Um problema de segurança nacional
O primeiro grande texto em língua portuguesa em que a questão ambiental foi identificada como problema derivado da má gestão humana dos recursos naturais foi apresentado em 1815 por um génio: José Bonifácio de Andrada e Silva (1763-1838), naturalista e estadista, poeta e soldado, cientista e humanista, diplomata e pensador, companheiro de Humboldt e Lavoisier, cosmopolita e "patriarca da independência" do Brasil, nessa obra, A Memoria sobre a Necessidade e Utilidades do Plantio de Novos Bosques em Portugal, apresentada à Academia Real das Ciências de Lisboa, Andrada e Silva alertou para a necessidade de uma ousada política de fomento de bosques e florestas no território continental português, de forma a evitar a repetição das situações de desertificação provocadas pela incúria humana em outros lugares e momentos da história, como foram os casos da Síria, Fenícia, Palestina e Chipre. Andrada e Silva antecipou em muitas décadas o próprio conceito de "ecologia", definida por ele como "economia geral da natureza". Foi um pioneiro na compreensão da maior ameaça à sobrevivência da civilização humana neste tormentoso século XXI.
A 27 de abril de 1971, subia à tribuna da Assembleia Nacional um jovem deputado da chamada Ala Liberal da Primavera marcelista, de seu nome José Correia da Cunha. Antes de ser eleito deputado, em 1969, Correia da Cunha tinha-se licenciado duplamente, primeiro em Agronomia (1949) e depois em Geografia (1963), tendo aqui colaborado com o grande mestre da Geografia portuguesa Orlando Ribeiro. Ligado ao Ministério da Agricultura, desde 1951, Correia da Cunha foi, como docente, o introdutor em Portugal dos estudos de Geografia Aplicada, e como técnico de planeamento do Secretariado Técnico da Presidência do Conselho de Ministros o responsável pela definição geográfica das primeiras Regiões de Planeamento do país (1967). O discurso intitulava-se "O ordenamento do território, base de uma política de desenvolvimento económico e social". Destacava, visionariamente, a necessidade de acomodar a gigantesca deslocação migratória do interior para o litoral, que iria ocorrer até ao ano 2000. Em junho desse ano, ele seria nomeado presidente do primeiro órgão da política pública de ambiente em Portugal, a Comissão Nacional do Ambiente. A revolução de Abril conformou-o no lugar, devido à sua inatacável competência.
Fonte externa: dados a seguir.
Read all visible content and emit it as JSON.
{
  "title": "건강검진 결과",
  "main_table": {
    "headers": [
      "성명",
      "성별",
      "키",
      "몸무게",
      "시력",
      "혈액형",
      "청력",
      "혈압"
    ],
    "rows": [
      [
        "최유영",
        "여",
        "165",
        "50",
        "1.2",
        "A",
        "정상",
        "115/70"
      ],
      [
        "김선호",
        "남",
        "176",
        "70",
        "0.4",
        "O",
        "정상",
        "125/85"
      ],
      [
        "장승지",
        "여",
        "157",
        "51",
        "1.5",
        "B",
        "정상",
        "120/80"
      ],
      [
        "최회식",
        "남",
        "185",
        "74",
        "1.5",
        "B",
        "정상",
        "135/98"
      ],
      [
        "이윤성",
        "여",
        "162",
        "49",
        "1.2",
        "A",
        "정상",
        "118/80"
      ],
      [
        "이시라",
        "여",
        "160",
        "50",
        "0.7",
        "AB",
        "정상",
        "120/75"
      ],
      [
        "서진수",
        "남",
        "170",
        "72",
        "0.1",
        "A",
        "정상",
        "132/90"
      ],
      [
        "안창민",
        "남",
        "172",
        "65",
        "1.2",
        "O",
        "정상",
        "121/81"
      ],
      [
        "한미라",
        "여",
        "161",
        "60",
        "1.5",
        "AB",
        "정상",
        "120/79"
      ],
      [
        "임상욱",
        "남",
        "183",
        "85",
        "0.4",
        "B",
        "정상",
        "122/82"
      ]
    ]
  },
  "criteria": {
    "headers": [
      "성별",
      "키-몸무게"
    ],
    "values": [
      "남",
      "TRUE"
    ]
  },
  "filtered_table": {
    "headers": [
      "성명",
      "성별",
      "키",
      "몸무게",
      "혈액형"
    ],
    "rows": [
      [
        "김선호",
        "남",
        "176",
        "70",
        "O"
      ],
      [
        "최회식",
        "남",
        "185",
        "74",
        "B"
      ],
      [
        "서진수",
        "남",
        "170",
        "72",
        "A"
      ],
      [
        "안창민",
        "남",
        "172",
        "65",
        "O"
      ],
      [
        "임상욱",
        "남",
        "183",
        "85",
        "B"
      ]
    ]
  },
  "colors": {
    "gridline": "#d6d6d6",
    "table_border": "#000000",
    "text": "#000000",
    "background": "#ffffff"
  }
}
O que une Andrada e Silva e Correia da Cunha é o que falta hoje em muitos domínios da política nacional. Os dramáticos incêndios no centro do país são o corolário de muitas décadas de apatia, ausência de planeamento, cegueira estratégica. Tanto em 1815 como em 1971, os nossos melhores sabiam que a gestão da natureza e o ordenamento do território - fundamentais para uma nação que não queira desaguar num deserto - implicam fortes políticas públicas, intensivas em conhecimento, trabalho e capital. As imagens de Pedrógão Grande são imagens de guerra. A natureza responde violentamente ao abandono a que foi votada. Não temos floresta, mas campos de batalha. Os interesses mesquinhos paralisam a capacidade de decisão. As leis ficam por aplicar. Os incêndios são uma vergonha. Sinal de um país incapaz de habitar pacífica e ordeiramente o seu território. As florestas que ardem representam o que já sabemos, nos planos social, económico e ambiental. Mas só quando formos capazes de o assumir como um problema de segurança e defesa nacional, mobilizando os meios excecionais para impor o interesse público, é que poderemos ter alguma esperança de sair desta maldição de que somos inteiramente responsáveis.